Si è, tuttavia, segnalato come la stipula di un atto di fusione potrebbe essere quanto meno opportuna ai fini di compendiare in un unico documento le modificazioni dello statuto dell’ente incorporante derivanti dalla fusione e di dare certezza in merito alla conformità delle delibere adottate da ciascun ente ed alla mancanza di un’eventuale revoca di tali delibere (v. Quesito n. 138-2006/I, Fusione per incorporazione di enti ecclesiastici, est. RUOTOLO E BOGGIALI, in CNN Notizie del 20 dicembre 2006).
In virtù di tali considerazioni, poiché nella fusione tra fondazioni non trovano applicazione le regole dettate in ambito pubblicitario per la fusione in cui siano coinvolti enti soggetti all’iscrizione nel registro delle imprese, l’operazione dovrà ritenersi efficace quando, in conformità a quanto prescritto dal combinato disposto degli artt. 1 e 2 d.p.r. 361/2000, la modifica statutaria è stata iscritta nel registro delle persone giuridiche da parte del prefetto, il quale ne ha vagliato la legittimità, in funzione latu sensu omologatoria.

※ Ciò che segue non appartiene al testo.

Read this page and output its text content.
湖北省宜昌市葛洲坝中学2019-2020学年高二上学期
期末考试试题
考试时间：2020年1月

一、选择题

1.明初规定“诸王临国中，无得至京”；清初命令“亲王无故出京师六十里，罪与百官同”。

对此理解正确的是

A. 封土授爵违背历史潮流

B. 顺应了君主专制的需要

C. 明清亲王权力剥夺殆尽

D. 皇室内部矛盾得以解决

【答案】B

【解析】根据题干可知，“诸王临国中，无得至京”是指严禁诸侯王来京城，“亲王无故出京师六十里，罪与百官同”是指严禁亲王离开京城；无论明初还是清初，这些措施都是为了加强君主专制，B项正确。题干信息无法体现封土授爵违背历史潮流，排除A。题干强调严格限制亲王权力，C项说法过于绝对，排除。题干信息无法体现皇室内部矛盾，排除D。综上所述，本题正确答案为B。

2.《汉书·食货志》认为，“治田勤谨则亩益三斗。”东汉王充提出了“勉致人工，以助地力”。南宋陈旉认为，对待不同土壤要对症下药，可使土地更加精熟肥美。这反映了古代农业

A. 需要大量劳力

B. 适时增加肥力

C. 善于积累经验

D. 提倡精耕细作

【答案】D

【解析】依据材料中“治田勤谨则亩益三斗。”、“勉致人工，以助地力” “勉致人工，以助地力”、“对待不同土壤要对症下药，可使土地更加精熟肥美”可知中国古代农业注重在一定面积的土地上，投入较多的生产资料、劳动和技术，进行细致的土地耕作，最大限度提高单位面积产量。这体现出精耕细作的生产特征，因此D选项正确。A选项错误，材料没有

Le regole procedimentali applicabili secondo la sentenza del Tribunale di Roma
Premesso, quindi che il procedimento di fusione delle fondazioni deve modellarsi nei limiti della compatibilità sulla disciplina di cui agli artt. 2501 e ss. c.c., nel dettaglio, secondo il Tribunale, va riconosciuto all’organo amministrativo degli enti interessati il potere di redigere il progetto di fusione, cui va allegata una relazione in ordine alle ragioni dell’operazione, alle eventuali modifiche statutarie, alla situazione patrimoniale, ecc.; analogamente si deve provvedere al deposito degli atti presso la sede degli enti interessati all’operazione (art. 2501 septies, c.c.).
Invero, tale ultima affermazione non appare pienamente condivisibile: la funzione della predisposizione e del conseguente deposito di tali documenti presso la sede della società è quella della preventiva informazione ai soci circa aspetti rilevanti dell’operazione su cui andranno a deliberare. Peraltro, mentre nella relazione dell’organo amministrativo il contenuto non è limitato al rapporto di cambio, involgendo anche le ragioni economico-giuridiche dell’operazione, in quella degli esperti l’oggetto è proprio l’adeguatezza del metodo seguito per la determinazione del rapporto di cambio che qui, trattandosi di fusione tra fondazioni, non viene in alcun modo in rilievo. Nella sentenza si afferma infatti che «Non sono invece applicabili, neanche in via analogica, le norme in tema di “rapporto di cambio”, di cui agli artt. 2501 ter, 1° comma, n° 3, e 2501-quinquies, 2° comma, c.c., in quanto non vi sono quote di partecipazioni al capitale sociale da dover rispettare in relazione all’ente risultante dalla fusione».
Ma, a ben vedere, anche per la relazione degli amministratori, stante la peculiarità degli enti che si fondono (generalmente privi di assemblea: diversamente è da opinarsi nel caso di fusione fra enti del libro I muniti di organo assembleare), non si vede in che modo tale documento possa rilevare nella fase “decisionale”, trattandosi, in sostanza, di informativa che gli amministratori rivolgerebbero a se stessi, al pari della restante documentazione il cui deposito presso la sede è obbligatorio ai sensi dell’art. 2501-septies, c.c.; tale documentazione potrebbe, piuttosto, rilevare nella fase successiva di iscrizione nel Registro delle Persone Giuridiche, a corredo della relativa istanza.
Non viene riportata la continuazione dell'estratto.